All testimony at the hearing must be given under oath. NFA Code § 9(d)(5). The panel is not required to abide by the formal rules of evidence and has broad discretion to admit evidence. The panel has the authority to direct NFA members to testify and produce documentary evidence. NFA Code § 9(d)(7). The panel may allow stipulations and other procedures that would expedite the proceedings. NFA Code § 9(d)(6). Arbitrators have the right to ask questions in order to clarify any matters which are relevant.

If a panel permits, parties may testify at arbitration hearing by telephone. NFA Code § 9(a). While testimony by telephone does not offer the best possible way to test a witness’ credibility, panels frequently permit testimony by telephone based upon a party’s showing of financial hardship and inconvenience for a witness in traveling a far distance to the hearing.

Panel members may accept affidavits if the party can demonstrate that the testimony covered by the affidavit is relevant to a central fact in the case and the person giving the affidavit cannot testify by telephone or in person. NFA Code § 9(d)(6). As a general rule, however, affidavits at hearings are discouraged since there is no ability to cross-examine the testimony contained in the affidavit.

The Award

Awards issued by NFA panels are final. NFA Code § 10(c). The arbitrators must issue a written decision within thirty days of the close of the hearing. NFA Code § 10(a). The award may grant or deny any of the monetary relief requested in a demand for arbitration and, if there is such a grant, it may also include interest and filing fees. NFA Code § 10(b). Under certain provisions, awards may include an assessment of other costs, including attorneys’ fees, postponement fees and other matters authorized by statute. NFA Code §§11-12. Awards do not generally state the basis upon which they have been made.

Attorneys’ Fees

Attorneys’ fees are not automatically awarded to the prevailing party. Attorneys’ fees generally may be awarded in three situations:

  • The statute under which the party alleged a claim provides for attorneys’ fees in event of a meritorious claim;
  • NFA Code § 12 provides that if a party files a frivolous or bad faith claim, raises a frivolous or bad faith defense or engaged in willful acts of bad faith during the arbitration, it must pay attorneys’ fees; and
  • If the parties had a contract which provides for an award of attorneys’ fees and the arbitral panel determines that fees were appropriate under the immediate circumstances.

The attorneys’ fee that the arbitrators award must be reasonable. In determining reasonableness the panel generally will request a copy of the attorney’s billings for the case. NFA Code § 12.

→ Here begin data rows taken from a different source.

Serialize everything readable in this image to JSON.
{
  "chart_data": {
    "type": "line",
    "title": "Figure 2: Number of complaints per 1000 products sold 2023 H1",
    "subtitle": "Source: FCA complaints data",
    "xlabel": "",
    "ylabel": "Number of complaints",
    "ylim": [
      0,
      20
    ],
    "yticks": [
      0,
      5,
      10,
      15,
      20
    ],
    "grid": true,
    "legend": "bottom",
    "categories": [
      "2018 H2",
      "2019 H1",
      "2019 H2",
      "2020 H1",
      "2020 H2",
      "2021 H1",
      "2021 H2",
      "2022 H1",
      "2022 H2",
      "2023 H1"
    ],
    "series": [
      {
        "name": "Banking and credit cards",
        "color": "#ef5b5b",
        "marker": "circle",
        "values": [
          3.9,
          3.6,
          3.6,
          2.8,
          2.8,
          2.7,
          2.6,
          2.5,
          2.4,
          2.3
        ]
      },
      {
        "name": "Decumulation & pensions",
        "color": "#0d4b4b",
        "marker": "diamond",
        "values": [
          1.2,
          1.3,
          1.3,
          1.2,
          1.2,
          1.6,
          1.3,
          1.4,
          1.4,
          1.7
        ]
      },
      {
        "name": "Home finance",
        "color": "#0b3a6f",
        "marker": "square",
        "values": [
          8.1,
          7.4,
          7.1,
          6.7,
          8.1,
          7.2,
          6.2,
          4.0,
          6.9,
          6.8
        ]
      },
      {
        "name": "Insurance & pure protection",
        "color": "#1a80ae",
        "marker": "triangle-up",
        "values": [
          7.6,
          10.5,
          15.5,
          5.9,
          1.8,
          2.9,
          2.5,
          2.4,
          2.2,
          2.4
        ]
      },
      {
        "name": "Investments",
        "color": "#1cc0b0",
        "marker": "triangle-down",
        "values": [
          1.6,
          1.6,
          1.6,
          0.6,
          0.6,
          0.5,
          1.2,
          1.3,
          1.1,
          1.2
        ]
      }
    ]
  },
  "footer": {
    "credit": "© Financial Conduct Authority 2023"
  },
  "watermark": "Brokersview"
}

If an attorney is paid by salary and not by the hour the arbitrators will decide what a commercially reasonable rate for work performed is. The panel has discretion to allow parties to submit arguments on what a commercially reasonable rate should be.24

Request for Modification of an Award

Parties may, within twenty days of the date of service of the award, make a request that the award be modified or corrected. Awards may be modified where there was a mathematical error, where arbitrators have made an award upon a matter not submitted before them or where the award is imperfect in matters of form not affecting the merits of the controversy. The NFA staff is responsible for reviewing all requests for modification and determining whether such modification should be transmitted to the panel for its consideration. NFA Code § 10(c).

Review by Courts

NFA awards are final and generally cannot be successfully appealed. NFA Code § 10(d). It is only in rare cases that an NFA award can be set aside and each state has it own requirements for vacating or modifying final arbitration awards. Under New York law, for example, there are a limited number of grounds upon which a court may vacate an award. Such grounds include:

  • The award was obtained by corruption, fraud or misconduct;
  • An arbitrator was obviously not impartial;
  • An arbitrator exceeded his power or so imperfectly executed it that a final and definite award upon the subject matter submitted was not made.

New York Civil Practice Law and Rules § 7511.

Conclusion

The NFA process is designed to reduce the time and costs of resolving disputes. While no dispute resolution process is perfect, NFA has been extremely effective in the futures industry.